Hey.
I have a HashMap like this:
HashMap<Player, Integer> players = new HashMap<Player, Integer>();
The int is for the amount of seconds the player has left. Each second one second is removed from the person: (this is inside a thread)
for (final Iterator<Player> it = players.keySet().iterator(); it.hasNext(); ) { final Player player = it.next(); if (player.isOnline()) { int seconds = getTimeLeft(player); if (seconds <= 0) { if (!(player.isDead())) { player.setHealth(0); // This kills the player } } setTimeLeft(player, --seconds); } else { it.remove(); } }
If the player has 0 seconds or less, the player is killed and later runs a method to update everything correspondingly. The player can also die naturally, either by another player or from eg. starvation, so thats why I can't necessarily add the check directly to the thread / loop.
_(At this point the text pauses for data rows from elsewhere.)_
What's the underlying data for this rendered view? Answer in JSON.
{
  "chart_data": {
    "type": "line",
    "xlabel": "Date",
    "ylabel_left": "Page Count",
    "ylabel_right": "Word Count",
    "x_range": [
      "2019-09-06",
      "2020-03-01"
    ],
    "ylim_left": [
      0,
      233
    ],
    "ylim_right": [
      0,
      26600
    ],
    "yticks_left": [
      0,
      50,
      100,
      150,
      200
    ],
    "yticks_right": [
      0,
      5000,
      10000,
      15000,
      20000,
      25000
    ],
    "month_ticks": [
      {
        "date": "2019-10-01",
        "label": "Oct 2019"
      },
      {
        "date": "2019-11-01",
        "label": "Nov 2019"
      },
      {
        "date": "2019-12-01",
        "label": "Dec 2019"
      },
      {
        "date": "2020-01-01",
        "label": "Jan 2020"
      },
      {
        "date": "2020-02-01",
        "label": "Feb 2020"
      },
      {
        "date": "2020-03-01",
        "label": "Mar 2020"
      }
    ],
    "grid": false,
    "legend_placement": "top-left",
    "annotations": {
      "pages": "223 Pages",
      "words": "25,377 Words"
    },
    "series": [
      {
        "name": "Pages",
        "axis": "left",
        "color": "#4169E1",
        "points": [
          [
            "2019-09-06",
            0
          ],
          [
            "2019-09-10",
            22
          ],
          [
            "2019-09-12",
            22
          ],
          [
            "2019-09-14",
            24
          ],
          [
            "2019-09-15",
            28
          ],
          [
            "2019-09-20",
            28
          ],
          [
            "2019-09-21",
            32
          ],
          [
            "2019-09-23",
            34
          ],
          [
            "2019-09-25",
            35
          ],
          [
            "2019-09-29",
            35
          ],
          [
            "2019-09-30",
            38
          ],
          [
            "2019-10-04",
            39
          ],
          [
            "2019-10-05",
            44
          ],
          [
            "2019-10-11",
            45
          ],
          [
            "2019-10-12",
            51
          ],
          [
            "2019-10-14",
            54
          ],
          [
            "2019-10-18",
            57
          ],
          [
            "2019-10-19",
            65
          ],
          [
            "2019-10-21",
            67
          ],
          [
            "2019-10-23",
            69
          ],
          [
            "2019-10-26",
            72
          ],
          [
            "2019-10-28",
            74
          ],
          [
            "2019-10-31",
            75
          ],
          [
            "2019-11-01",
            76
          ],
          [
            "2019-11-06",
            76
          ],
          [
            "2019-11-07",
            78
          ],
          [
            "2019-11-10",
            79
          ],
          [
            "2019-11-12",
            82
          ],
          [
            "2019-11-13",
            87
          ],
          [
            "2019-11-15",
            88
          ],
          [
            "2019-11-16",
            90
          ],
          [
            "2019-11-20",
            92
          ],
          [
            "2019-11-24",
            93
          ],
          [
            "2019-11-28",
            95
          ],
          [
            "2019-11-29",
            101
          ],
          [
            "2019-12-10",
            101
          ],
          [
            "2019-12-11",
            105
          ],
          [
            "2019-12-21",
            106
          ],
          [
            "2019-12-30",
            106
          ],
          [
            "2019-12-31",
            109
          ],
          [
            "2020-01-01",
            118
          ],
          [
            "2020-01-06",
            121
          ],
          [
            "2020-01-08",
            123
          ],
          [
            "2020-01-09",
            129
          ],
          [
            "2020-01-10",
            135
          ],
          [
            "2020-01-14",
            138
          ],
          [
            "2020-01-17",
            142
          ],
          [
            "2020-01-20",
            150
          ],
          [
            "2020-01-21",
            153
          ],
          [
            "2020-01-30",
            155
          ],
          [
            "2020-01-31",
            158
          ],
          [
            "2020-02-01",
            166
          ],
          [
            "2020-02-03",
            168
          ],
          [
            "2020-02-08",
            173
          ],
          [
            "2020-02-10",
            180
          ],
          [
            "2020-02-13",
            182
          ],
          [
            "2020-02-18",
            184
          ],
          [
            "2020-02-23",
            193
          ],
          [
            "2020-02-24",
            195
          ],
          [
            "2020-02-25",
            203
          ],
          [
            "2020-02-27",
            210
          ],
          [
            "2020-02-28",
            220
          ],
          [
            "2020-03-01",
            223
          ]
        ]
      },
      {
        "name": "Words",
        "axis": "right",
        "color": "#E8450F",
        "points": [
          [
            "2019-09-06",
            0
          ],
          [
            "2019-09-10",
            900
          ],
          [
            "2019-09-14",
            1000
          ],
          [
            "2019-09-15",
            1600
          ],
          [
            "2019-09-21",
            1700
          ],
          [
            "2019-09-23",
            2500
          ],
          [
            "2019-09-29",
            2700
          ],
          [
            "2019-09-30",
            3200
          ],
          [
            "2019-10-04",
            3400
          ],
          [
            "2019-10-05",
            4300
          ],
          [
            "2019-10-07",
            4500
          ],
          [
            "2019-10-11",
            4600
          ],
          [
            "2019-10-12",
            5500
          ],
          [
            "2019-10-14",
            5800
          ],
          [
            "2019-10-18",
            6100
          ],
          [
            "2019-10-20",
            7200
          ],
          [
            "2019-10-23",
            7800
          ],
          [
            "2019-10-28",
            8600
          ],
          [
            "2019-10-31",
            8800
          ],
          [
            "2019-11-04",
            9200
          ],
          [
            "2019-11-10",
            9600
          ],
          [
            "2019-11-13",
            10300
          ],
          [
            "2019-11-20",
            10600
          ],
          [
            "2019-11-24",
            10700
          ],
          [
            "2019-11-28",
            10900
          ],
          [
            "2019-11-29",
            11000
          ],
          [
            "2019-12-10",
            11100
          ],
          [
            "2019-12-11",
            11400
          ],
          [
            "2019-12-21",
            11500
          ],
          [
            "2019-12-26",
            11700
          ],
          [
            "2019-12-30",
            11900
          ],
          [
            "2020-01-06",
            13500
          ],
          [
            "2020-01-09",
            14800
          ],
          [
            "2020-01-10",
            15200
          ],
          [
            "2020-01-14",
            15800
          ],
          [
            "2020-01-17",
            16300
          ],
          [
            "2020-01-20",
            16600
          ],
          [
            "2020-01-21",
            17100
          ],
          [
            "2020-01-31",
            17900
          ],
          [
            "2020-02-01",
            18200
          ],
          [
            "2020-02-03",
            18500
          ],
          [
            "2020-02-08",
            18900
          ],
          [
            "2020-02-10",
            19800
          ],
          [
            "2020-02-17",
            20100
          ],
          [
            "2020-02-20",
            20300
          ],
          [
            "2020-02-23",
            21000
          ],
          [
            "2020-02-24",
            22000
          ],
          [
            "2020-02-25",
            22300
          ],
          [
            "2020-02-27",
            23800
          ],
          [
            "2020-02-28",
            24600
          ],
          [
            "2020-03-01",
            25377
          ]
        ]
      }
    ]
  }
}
This is the code which is run when the player dies:
public void playerKilled(Player player) { // Some validation before this players.remove(player); spectators.add(player); }
The problem with this is that it always throws a ConcurrentModificationException. I changed the HashMap to ConcurrentHashMap and that fixed it, but that forces me add a ton of null checks everywhere and it ends up extremely ugly and occasionally fails for some reason.
So the question is: What would be the best solution to avoid both of these errors while retaining the functionality?